Kramer has been given a prognosis of just months to live. But then a member of his cancer-patient support group tips him to a Norwegian physician who is working on a treatment that involves surgery and an experimental drug cocktail. Kramer flies down to Mexico to receive the special treatment. Why Mexico? It all has to happen in secret, he’s told, because big pharma, its chemo profits threatened, wants to shut the treatment down. Kramer gets the brain surgery (during which he’s awake — how “Saw”-like!) and takes the drugs, and his hemoglobin snaps back to normal. It looks, for a moment, like he’s cured. For a while, I assumed that “Saw X” was going to be a movie in which Kramer makes the leaders of big pharma pay for their sins — and that might have been more fascinating than what actually happens.
What follows is a spoiler (though it’s the premise of the movie), so be warned. It turns out that the miracle healers, led by the smiling blonde Cecilia (Synnøve Macody Lund), are quacks. It was all a scam, and Kramer is not cured. He is therefore going to have his vengeance. Excuse me, I mean he’s going to teach some lessons, by giving a handful of people the choices they deserve. Like, for instance, the first victim, who is given the choice of whether she wants to wire-saw through her own leg (just like what the femme-fatale heroine does at the end of “Audition,” only worse since she’s doing it to herself), and then, once the leg is lopped off, whether she wants to use a syringe to reach in and extract her own bone marrow…either that, or a razor wire will slice through her neck. Ah, sweet moral ambiguity.
Three of the four victims are Cecilia’s Mexican helpers, and they’ve all been gathered in the same torture warehouse.

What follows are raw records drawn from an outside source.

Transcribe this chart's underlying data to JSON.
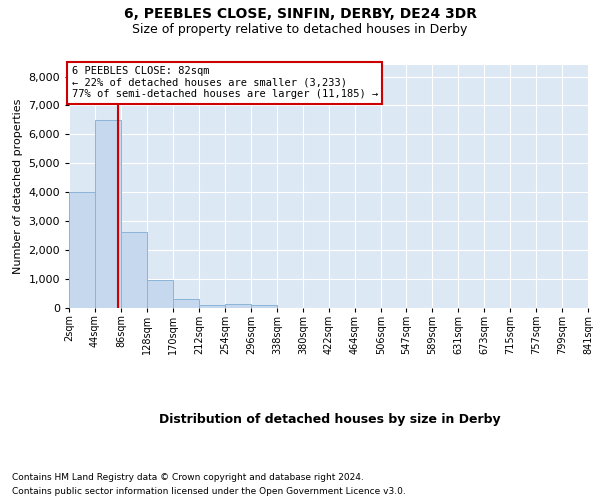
{
  "title1": "6, PEEBLES CLOSE, SINFIN, DERBY, DE24 3DR",
  "title2": "Size of property relative to detached houses in Derby",
  "xlabel": "Distribution of detached houses by size in Derby",
  "ylabel": "Number of detached properties",
  "bar_color": "#c5d8ee",
  "bar_edge_color": "#8ab4d8",
  "background_color": "#dde8f5",
  "bin_starts": [
    2,
    44,
    86,
    128,
    170,
    212,
    254,
    296,
    338,
    380,
    422,
    464,
    506,
    547,
    589,
    631,
    673,
    715,
    757,
    799
  ],
  "bin_width": 42,
  "bar_heights": [
    4000,
    6500,
    2600,
    950,
    300,
    100,
    110,
    95,
    0,
    0,
    0,
    0,
    0,
    0,
    0,
    0,
    0,
    0,
    0,
    0
  ],
  "property_size": 82,
  "vline_color": "#cc0000",
  "annotation_line1": "6 PEEBLES CLOSE: 82sqm",
  "annotation_line2": "← 22% of detached houses are smaller (3,233)",
  "annotation_line3": "77% of semi-detached houses are larger (11,185) →",
  "annotation_box_color": "#cc0000",
  "ylim_max": 8400,
  "yticks": [
    0,
    1000,
    2000,
    3000,
    4000,
    5000,
    6000,
    7000,
    8000
  ],
  "xtick_labels": [
    "2sqm",
    "44sqm",
    "86sqm",
    "128sqm",
    "170sqm",
    "212sqm",
    "254sqm",
    "296sqm",
    "338sqm",
    "380sqm",
    "422sqm",
    "464sqm",
    "506sqm",
    "547sqm",
    "589sqm",
    "631sqm",
    "673sqm",
    "715sqm",
    "757sqm",
    "799sqm",
    "841sqm"
  ],
  "footnote1": "Contains HM Land Registry data © Crown copyright and database right 2024.",
  "footnote2": "Contains public sector information licensed under the Open Government Licence v3.0."
}
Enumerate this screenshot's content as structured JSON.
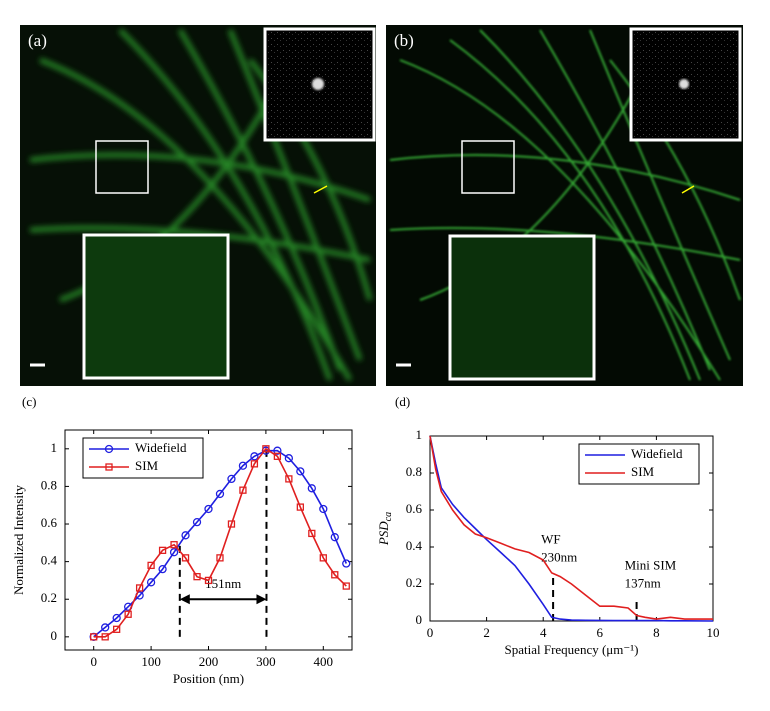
{
  "panels": [
    {
      "label": "(a)"
    },
    {
      "label": "(b)"
    }
  ],
  "chart_data": [
    {
      "type": "line",
      "panel_label": "(c)",
      "xlabel": "Position (nm)",
      "ylabel": "Normalized Intensity",
      "x": [
        0,
        20,
        40,
        60,
        80,
        100,
        120,
        140,
        160,
        180,
        200,
        220,
        240,
        260,
        280,
        300,
        320,
        340,
        360,
        380,
        400,
        420,
        440
      ],
      "series": [
        {
          "name": "Widefield",
          "color": "#1f1fe0",
          "marker": "circle",
          "values": [
            0,
            0.05,
            0.1,
            0.16,
            0.22,
            0.29,
            0.36,
            0.45,
            0.54,
            0.61,
            0.68,
            0.76,
            0.84,
            0.91,
            0.96,
            0.99,
            0.99,
            0.95,
            0.88,
            0.79,
            0.68,
            0.53,
            0.39
          ]
        },
        {
          "name": "SIM",
          "color": "#e01f1f",
          "marker": "square",
          "values": [
            0,
            0,
            0.04,
            0.12,
            0.26,
            0.38,
            0.46,
            0.49,
            0.42,
            0.32,
            0.3,
            0.42,
            0.6,
            0.78,
            0.92,
            1.0,
            0.96,
            0.84,
            0.69,
            0.55,
            0.42,
            0.33,
            0.27
          ]
        }
      ],
      "xlim": [
        -50,
        450
      ],
      "xticks": [
        0,
        100,
        200,
        300,
        400
      ],
      "ylim": [
        -0.07,
        1.1
      ],
      "yticks": [
        0,
        0.2,
        0.4,
        0.6,
        0.8,
        1
      ],
      "legend": "upper-left",
      "vlines": [
        {
          "x": 150,
          "ymax": 0.5
        },
        {
          "x": 301,
          "ymax": 1
        }
      ],
      "arrow": {
        "text": "151nm",
        "x1": 150,
        "x2": 301,
        "y": 0.2
      }
    },
    {
      "type": "line",
      "panel_label": "(d)",
      "xlabel": "Spatial Frequency (μm⁻¹)",
      "ylabel": "PSD",
      "ylabel_sub": "ca",
      "x": [
        0,
        0.2,
        0.4,
        0.8,
        1.2,
        1.6,
        2,
        2.5,
        3,
        3.5,
        4,
        4.3,
        4.6,
        5,
        5.5,
        6,
        6.5,
        7,
        7.3,
        7.6,
        8,
        8.5,
        9,
        10
      ],
      "series": [
        {
          "name": "Widefield",
          "color": "#1f1fe0",
          "marker": "none",
          "values": [
            1,
            0.85,
            0.72,
            0.63,
            0.56,
            0.5,
            0.44,
            0.37,
            0.3,
            0.2,
            0.09,
            0.02,
            0.01,
            0.005,
            0.004,
            0.003,
            0.002,
            0.002,
            0.002,
            0.002,
            0.002,
            0.001,
            0.001,
            0
          ]
        },
        {
          "name": "SIM",
          "color": "#e01f1f",
          "marker": "none",
          "values": [
            1,
            0.82,
            0.7,
            0.6,
            0.52,
            0.47,
            0.45,
            0.42,
            0.39,
            0.37,
            0.33,
            0.26,
            0.24,
            0.2,
            0.14,
            0.08,
            0.08,
            0.07,
            0.03,
            0.02,
            0.01,
            0.02,
            0.01,
            0.01
          ]
        }
      ],
      "xlim": [
        0,
        10
      ],
      "xticks": [
        0,
        2,
        4,
        6,
        8,
        10
      ],
      "ylim": [
        0,
        1
      ],
      "yticks": [
        0,
        0.2,
        0.4,
        0.6,
        0.8,
        1
      ],
      "legend": "upper-right",
      "markers": [
        {
          "x": 4.35,
          "ymax": 0.25,
          "lines": [
            "WF",
            "230nm"
          ]
        },
        {
          "x": 7.3,
          "ymax": 0.11,
          "lines": [
            "Mini SIM",
            "137nm"
          ]
        }
      ]
    }
  ]
}
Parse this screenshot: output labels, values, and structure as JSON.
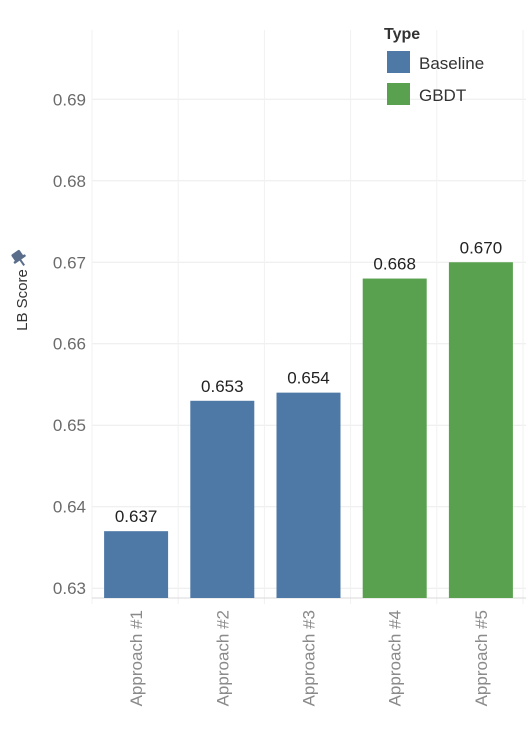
{
  "chart_data": {
    "type": "bar",
    "categories": [
      "Approach #1",
      "Approach #2",
      "Approach #3",
      "Approach #4",
      "Approach #5"
    ],
    "values": [
      0.637,
      0.653,
      0.654,
      0.668,
      0.67
    ],
    "value_labels": [
      "0.637",
      "0.653",
      "0.654",
      "0.668",
      "0.670"
    ],
    "series_type": [
      "Baseline",
      "Baseline",
      "Baseline",
      "GBDT",
      "GBDT"
    ],
    "ylabel": "LB Score",
    "yticks": [
      "0.63",
      "0.64",
      "0.65",
      "0.66",
      "0.67",
      "0.68",
      "0.69"
    ],
    "ylim": [
      0.6288,
      0.6985
    ],
    "grid": true,
    "legend": {
      "title": "Type",
      "placement": "top-right",
      "entries": [
        {
          "name": "Baseline",
          "color": "#4e79a7"
        },
        {
          "name": "GBDT",
          "color": "#59a14f"
        }
      ]
    }
  }
}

Kramer and Amanda (Shawnee Smith), his apprentice in pain administration (she has been in every “Saw” film except “Spiral”), are overseeing it all from the second-floor office window, and this rather claustrophobic setup puts the film squarely in the genre of pressure-cooker kidnap thrillers. The downside of “Saw X” seeming more like a real movie than many of the films in the series is that there’s more talking and less torturing; I personally approve of that ratio, though I’m not sure it will pay off at the box office. The torture set pieces in the “Saw” films are lavish gifts of baroque horror presented to the audience. They are, quite simply, the reason we came. Tobin Bell, with his stare of pitiless wisdom, is also a draw, but “Saw X” raises the issue of how much of John Kramer’s hand-wringing is too much. In the eyes of a lot of “Saw” fans, hand-wringing < hands cut off with mechanized garden shears.